Acórdão nº 15/09.3TBOVR.C1.P1 de Court of Appeal of Porto (Portugal), 23 de Outubro de 2012

Magistrado ResponsávelFRANCISCO MATOS
Data da Resolução23 de Outubro de 2012
EmissorCourt of Appeal of Porto (Portugal)

Proc. nº 15/09.3TBOVR.C1.P1 Baixo Vouga Acordam no Tribunal da Relação do Porto: 1.

B…, Ldª, com sede na Rua …, .., em Ovar, intentou a presente acção declarativa com processo ordinário contra C…, Ldª, com sede no …, em Ovar, em síntese, alegando: Haver celebrado com a ré, em 31/5/06, um contrato de cessão de exploração do estabelecimento comercial de restaurante, café e bar com local para dança, denominado “D…”, instalado no prédio sito no …, em Ovar, mediante o pagamento de € 2.500,00 mensais, nos primeiros doze meses, € 3.000,00 mensais, nos doze meses seguintes actualizáveis, após o decurso de vinte e quatro meses, anualmente, à taxa de 2,5%.

A ré obrigou-se a celebrar um seguro multi-riscos, com o capital mínimo de € 250.000,00 (que cobrisse a responsabilidade civil emergente de riscos ocasionados pelo funcionamento do estabelecimento) e a respeitar e cumprir, até ao seu termo, os contratos em vigor entre a autora e a E….

A ré obrigou-se ainda a pagar à autora, em caso de rescisão do contrato por causa que lhe fosse imputável, uma indemnização mínima correspondente às mensalidades vencidas e vincendas.

A ré não pagou as retribuições a que se havia obrigado, não efectuou o seguro pelo valor acordado, nem respeitou o acordo celebrado com E… e a autora, por carta de 15/2/2008, comunicou à ré que considerava resolvido o contrato caso esta, no prazo de oito dias, não cumprisse estas obrigações. A ré respondeu à carta mas nada cumpriu.

Os bens existentes no estabelecimento pertença da autora (de valor não inferior a € 200.000,00) e parte do próprio imóvel (orçando o valor das reparações em € 491.463,00) foram destruídos por um incêndio.

Concluiu pedindo: - a resolução, com justa causa, do contrato de locação de estabelecimento comercial de restaurante, café e bar com local para dança, denominado “D…”, instalado no prédio sito no …, em Ovar; - a condenação da ré a pagar-lhe uma quantia até € 200.000,00 referente a mensalidades vencidas e não pagas, valor de reparações e indemnização pela rescisão do contrato por facto imputável à ré.

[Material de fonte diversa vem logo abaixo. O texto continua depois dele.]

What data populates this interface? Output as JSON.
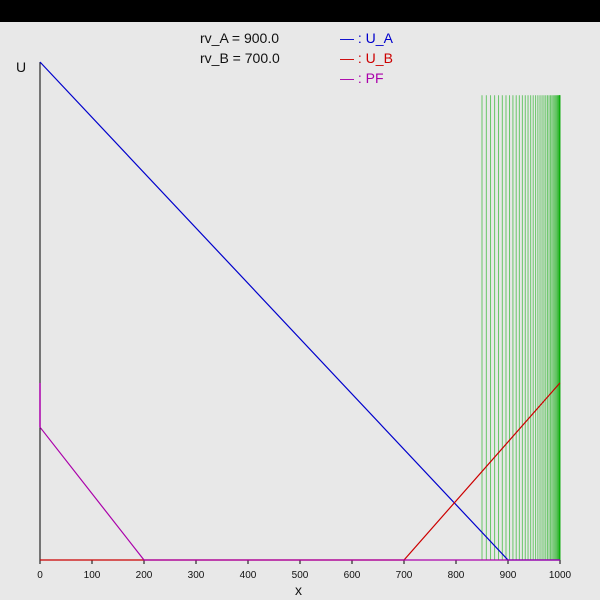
{
  "params": {
    "rv_a": "rv_A = 900.0",
    "rv_b": "rv_B = 700.0"
  },
  "legend": [
    {
      "label": "— : U_A",
      "color": "#0000cc"
    },
    {
      "label": "— : U_B",
      "color": "#cc0000"
    },
    {
      "label": "— : PF",
      "color": "#aa00aa"
    }
  ],
  "colors": {
    "top_bar": "#000000",
    "background": "#e8e8e8",
    "axis": "#000000",
    "green_lines": "#00aa00"
  },
  "chart_data": {
    "type": "line",
    "xlabel": "x",
    "ylabel": "U",
    "xlim": [
      0,
      1000
    ],
    "ylim": [
      0,
      1
    ],
    "x_ticks": [
      0,
      100,
      200,
      300,
      400,
      500,
      600,
      700,
      800,
      900,
      1000
    ],
    "grid": false,
    "series": [
      {
        "name": "U_A",
        "color": "#0000cc",
        "points": [
          [
            0,
            1.0
          ],
          [
            900,
            0.0
          ],
          [
            1000,
            0.0
          ]
        ]
      },
      {
        "name": "U_B",
        "color": "#cc0000",
        "points": [
          [
            0,
            0.0
          ],
          [
            700,
            0.0
          ],
          [
            1000,
            0.3556
          ]
        ]
      },
      {
        "name": "PF",
        "color": "#aa00aa",
        "points": [
          [
            0,
            0.2667
          ],
          [
            200,
            0.0
          ],
          [
            1000,
            0.0
          ]
        ]
      }
    ],
    "pf_vertical_segment": {
      "x": 0,
      "y_from": 0.2667,
      "y_to": 0.3556,
      "color": "#aa00aa"
    },
    "green_vertical_lines": {
      "x_start": 850,
      "x_end": 1000,
      "count": 40,
      "y_top": 0.9333,
      "color": "#00aa00"
    }
  }
}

Contestou a ré para defender que o contrato, não obstante assinado pelas partes, nunca chegou a vigorar (assim explicando que só passados dois anos após a sua celebração a autora viesse reclamar o pagamento das mensalidades) e isto porque quer o imóvel onde o estabelecimento deveria funcionar, quer os móveis, estavam em mau estado e precisavam de reparações, razão pela qual as partes acordaram a suspensão do pagamento das rendas, a aquisição pela ré à autora da totalidade dos electrodomésticos da cozinha, do material e aparelhagem eléctricos (tudo pelo valor de € 30.000,00, dos quais a ré já pagou € 23.500,00), o termo do contrato com a E…, o seguro multi-riscos pelo valor de € 180.000,00 (nenhuma companhia de seguros aceitou celebrar o seguro por montante superior), que a ré celebrou, a constituição pela ré a favor da autora de uma garantia bancária no valor de € 20.000,00 (que a ré constituiu junto do H…) e a emissão de uma letra, aceite pela ré, no montante de € 10.000,00.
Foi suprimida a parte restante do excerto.